An amazing paragraph, as coming from an opponent of Socialism, comes a little later. By some unfathomable process of reasoning on the part of its writer, it is put forward with the intention of showing that private property is a natural right. It runs as follows :

“Is it just that the fruit of a man’s own sweat and labour should be possessed and enjoyed by anyone else ? As effects follow their cause, so is it just and right that the results of labonr should belong to those who have bestowed their labour.”

The Socialist will readily agree with this. And as all wealth is the result of the sweat and labour of the working class (a proposition which defies contradiction), then all wealth should belong to “those who have bestowed their labour,” that is, to the working class.

But, if this is so, all that has been said before in the pamphlet in support of the private ownership of the means of life is negated.
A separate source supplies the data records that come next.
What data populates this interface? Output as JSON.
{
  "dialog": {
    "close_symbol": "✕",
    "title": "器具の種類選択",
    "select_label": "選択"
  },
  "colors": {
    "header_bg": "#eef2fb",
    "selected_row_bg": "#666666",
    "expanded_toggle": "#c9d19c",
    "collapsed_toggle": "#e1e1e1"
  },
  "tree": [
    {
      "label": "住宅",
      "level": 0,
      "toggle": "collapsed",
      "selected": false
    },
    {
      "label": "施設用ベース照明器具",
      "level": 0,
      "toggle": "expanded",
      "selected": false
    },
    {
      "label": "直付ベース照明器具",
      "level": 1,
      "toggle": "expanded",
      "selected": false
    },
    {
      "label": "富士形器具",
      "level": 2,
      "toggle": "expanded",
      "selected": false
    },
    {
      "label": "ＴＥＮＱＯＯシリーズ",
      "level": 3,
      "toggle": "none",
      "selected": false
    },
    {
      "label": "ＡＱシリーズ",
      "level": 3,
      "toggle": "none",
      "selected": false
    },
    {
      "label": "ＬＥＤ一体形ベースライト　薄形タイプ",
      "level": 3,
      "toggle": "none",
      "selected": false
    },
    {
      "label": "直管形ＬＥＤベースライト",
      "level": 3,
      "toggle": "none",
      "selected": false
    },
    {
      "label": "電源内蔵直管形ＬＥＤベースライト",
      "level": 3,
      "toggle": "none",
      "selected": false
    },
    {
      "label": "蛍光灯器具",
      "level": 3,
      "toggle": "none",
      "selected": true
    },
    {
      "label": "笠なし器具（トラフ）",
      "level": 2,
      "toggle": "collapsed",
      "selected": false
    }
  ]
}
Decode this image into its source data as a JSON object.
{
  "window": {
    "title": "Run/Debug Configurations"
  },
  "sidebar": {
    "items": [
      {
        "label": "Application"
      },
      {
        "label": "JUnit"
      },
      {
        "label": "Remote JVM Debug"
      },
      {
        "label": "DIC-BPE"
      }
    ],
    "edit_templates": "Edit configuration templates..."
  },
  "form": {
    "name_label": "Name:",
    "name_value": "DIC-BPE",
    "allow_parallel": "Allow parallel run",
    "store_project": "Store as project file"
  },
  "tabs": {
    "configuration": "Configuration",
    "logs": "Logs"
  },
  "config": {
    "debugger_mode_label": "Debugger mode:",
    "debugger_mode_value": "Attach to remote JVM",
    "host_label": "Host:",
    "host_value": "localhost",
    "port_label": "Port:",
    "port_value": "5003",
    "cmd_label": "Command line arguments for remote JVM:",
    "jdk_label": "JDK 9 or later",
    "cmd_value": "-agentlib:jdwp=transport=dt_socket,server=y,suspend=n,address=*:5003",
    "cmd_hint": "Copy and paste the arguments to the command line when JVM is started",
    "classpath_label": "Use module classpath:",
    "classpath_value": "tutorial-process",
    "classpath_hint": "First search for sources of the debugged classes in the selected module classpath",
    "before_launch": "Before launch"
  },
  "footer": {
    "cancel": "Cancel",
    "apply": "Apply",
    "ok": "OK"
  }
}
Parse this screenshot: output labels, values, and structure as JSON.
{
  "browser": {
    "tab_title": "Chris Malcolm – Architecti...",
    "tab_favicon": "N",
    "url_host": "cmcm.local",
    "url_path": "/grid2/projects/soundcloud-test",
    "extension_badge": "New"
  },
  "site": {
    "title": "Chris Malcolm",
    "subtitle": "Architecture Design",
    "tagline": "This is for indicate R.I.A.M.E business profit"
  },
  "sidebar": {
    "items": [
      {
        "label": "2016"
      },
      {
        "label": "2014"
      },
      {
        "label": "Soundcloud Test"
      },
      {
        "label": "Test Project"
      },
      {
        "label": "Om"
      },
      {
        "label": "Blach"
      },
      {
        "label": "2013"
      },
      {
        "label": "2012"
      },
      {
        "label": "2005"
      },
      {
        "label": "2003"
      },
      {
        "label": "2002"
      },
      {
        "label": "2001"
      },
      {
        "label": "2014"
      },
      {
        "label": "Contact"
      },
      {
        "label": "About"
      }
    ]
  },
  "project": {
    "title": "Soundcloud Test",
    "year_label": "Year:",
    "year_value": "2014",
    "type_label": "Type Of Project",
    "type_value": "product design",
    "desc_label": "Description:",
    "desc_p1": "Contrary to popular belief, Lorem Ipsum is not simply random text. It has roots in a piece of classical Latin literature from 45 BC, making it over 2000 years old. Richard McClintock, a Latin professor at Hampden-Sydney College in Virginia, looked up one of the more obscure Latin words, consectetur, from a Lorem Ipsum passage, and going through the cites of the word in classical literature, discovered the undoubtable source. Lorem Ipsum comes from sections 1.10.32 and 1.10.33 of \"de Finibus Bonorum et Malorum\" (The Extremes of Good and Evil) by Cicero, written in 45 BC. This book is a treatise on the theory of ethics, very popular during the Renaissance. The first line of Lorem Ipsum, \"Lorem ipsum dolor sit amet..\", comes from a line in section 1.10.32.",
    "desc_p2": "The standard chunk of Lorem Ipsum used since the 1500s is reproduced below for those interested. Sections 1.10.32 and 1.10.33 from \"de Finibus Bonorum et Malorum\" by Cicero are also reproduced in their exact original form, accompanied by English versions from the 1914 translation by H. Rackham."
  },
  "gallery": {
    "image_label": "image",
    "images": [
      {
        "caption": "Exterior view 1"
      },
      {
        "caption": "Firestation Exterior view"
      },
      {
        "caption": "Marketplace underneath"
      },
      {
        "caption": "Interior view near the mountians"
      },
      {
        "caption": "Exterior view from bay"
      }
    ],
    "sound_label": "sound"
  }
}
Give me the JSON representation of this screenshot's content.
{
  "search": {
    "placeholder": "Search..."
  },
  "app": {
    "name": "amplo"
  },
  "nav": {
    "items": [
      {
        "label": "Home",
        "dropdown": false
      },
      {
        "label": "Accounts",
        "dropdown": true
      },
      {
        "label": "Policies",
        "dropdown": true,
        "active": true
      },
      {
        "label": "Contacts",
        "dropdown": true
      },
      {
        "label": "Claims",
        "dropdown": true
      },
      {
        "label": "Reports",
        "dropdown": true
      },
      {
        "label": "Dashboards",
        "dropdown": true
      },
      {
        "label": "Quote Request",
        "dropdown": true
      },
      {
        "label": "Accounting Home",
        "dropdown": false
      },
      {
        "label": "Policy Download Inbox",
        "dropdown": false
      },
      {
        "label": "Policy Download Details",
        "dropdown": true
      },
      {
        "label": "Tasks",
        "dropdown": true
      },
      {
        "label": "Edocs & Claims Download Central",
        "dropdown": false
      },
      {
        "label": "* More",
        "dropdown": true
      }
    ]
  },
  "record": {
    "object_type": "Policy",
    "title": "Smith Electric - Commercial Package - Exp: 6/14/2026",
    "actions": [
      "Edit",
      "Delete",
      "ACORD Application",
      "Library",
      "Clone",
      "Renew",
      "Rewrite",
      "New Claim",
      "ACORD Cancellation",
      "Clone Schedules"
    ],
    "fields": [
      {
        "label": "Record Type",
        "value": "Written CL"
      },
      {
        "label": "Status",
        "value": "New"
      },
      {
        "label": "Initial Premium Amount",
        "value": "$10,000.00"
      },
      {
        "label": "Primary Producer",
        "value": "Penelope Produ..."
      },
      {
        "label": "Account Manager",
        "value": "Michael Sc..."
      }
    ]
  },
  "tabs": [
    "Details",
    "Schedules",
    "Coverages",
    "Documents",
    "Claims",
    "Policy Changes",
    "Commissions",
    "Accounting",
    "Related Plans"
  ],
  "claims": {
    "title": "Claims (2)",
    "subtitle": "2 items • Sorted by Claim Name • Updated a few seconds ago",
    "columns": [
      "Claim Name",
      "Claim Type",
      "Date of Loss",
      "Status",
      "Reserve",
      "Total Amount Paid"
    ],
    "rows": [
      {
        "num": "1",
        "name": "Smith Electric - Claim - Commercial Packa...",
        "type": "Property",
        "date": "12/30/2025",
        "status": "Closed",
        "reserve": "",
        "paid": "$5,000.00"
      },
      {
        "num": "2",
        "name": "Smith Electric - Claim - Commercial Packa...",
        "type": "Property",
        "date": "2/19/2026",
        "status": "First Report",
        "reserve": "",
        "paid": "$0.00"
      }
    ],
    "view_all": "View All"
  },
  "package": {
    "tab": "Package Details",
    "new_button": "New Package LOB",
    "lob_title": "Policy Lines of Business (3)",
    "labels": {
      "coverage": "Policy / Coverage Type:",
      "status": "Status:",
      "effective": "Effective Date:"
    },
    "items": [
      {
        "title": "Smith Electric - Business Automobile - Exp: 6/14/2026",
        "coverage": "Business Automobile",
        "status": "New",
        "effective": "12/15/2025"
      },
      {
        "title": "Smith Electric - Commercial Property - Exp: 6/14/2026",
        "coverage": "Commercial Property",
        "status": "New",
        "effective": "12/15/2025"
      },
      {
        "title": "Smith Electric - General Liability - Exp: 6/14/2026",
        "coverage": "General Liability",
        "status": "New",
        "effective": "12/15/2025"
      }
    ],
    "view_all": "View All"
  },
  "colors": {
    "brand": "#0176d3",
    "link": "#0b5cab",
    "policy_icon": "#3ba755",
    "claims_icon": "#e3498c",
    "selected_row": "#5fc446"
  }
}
If one were not assured of the strict infallibility of the Pope (it is. of course, well known that all Popes are infallible) it might be thought that he had here “slipped up” somehow.

The whole pamphlet is a mass of contradictory statements and absurdities. In one place it strongly deprecates the notion of such a thing as a class struggle in society, yet in another place it says : “On the one side there is the party which holds power because it holds wealth ; which has in its grasp the whole of labour and of trade ; which manipulates for its own benefit and its own purposes all the sources of supply, and which is even represented in the councils of the State itself. On the other side there is the needy and powerless multitude, broken down and suffering, and ever ready for disturbance.”

Between two such classes of people what can there ever be but the bitterest antagonism ? To talk, as the pamphleteer does, about “Both classes uniting in friendship and brotherly love” is, in the face of the above extract, either nonsensical vapouring or rank hypocrisy.

What strikes one particularly about the document at present in question is the tone adopted toward the working class. The rich, it would appear, stand on a higher plane than the poor. They (the rich) must be exalted in the eyes of the workers, must be respected, obeyed, admired and feared. The poor for their part are told to be content, are told that “poverty is no disgrace,” that suffering must exist, are invited to come to God for solace in their misery, have held up before them the “blessed” poverty of Jesus Christ; have foisted upon them all the devilish slave-morality upon which Christianity is based.

In the eyes of Roman Catholicism, if you are rich it is because, through the mercy of God, your virtues have brought you wealth ; if you are poor, poverty is a blessing and it is your virtues that have brought you (always through the mercy of God) your “misery and wretchedness,” your “yoke of slavery.” Everything is for the best in this best of all possible worlds.

The cry is “be content here and a crown of glory awaits thee hereafter” ; be content, poverty is inevitable, what use is it to kick against the pricks ? Do not strike, trust to your employers and the State. If you must form yourselves into associations let them be not Trade Unions—above all not a Socialist society—but come into the “Confraternities, Societies, and Religious Orders which have arisen by the Church’s authority and the piety of Christian men.” And last, but not least, obey implicitly the authority of the Roman Catholic Church, trust in God and all will be well.

We for our part call upon the workers to take steps to order their lives in the light of their own intelligence. In the Socialist philosopBy there is no room for the God hypothesis. When the working class at last awakens from its long sleep of apathy and ignorance (it is awakening) Gods and Popes and priests and all the other paraphernalia of inherited superstition will pass with the rest of capitalism, to be relegated to the limbo of forgotten things.

That the awakening may come speedily is the one wish of the present writer.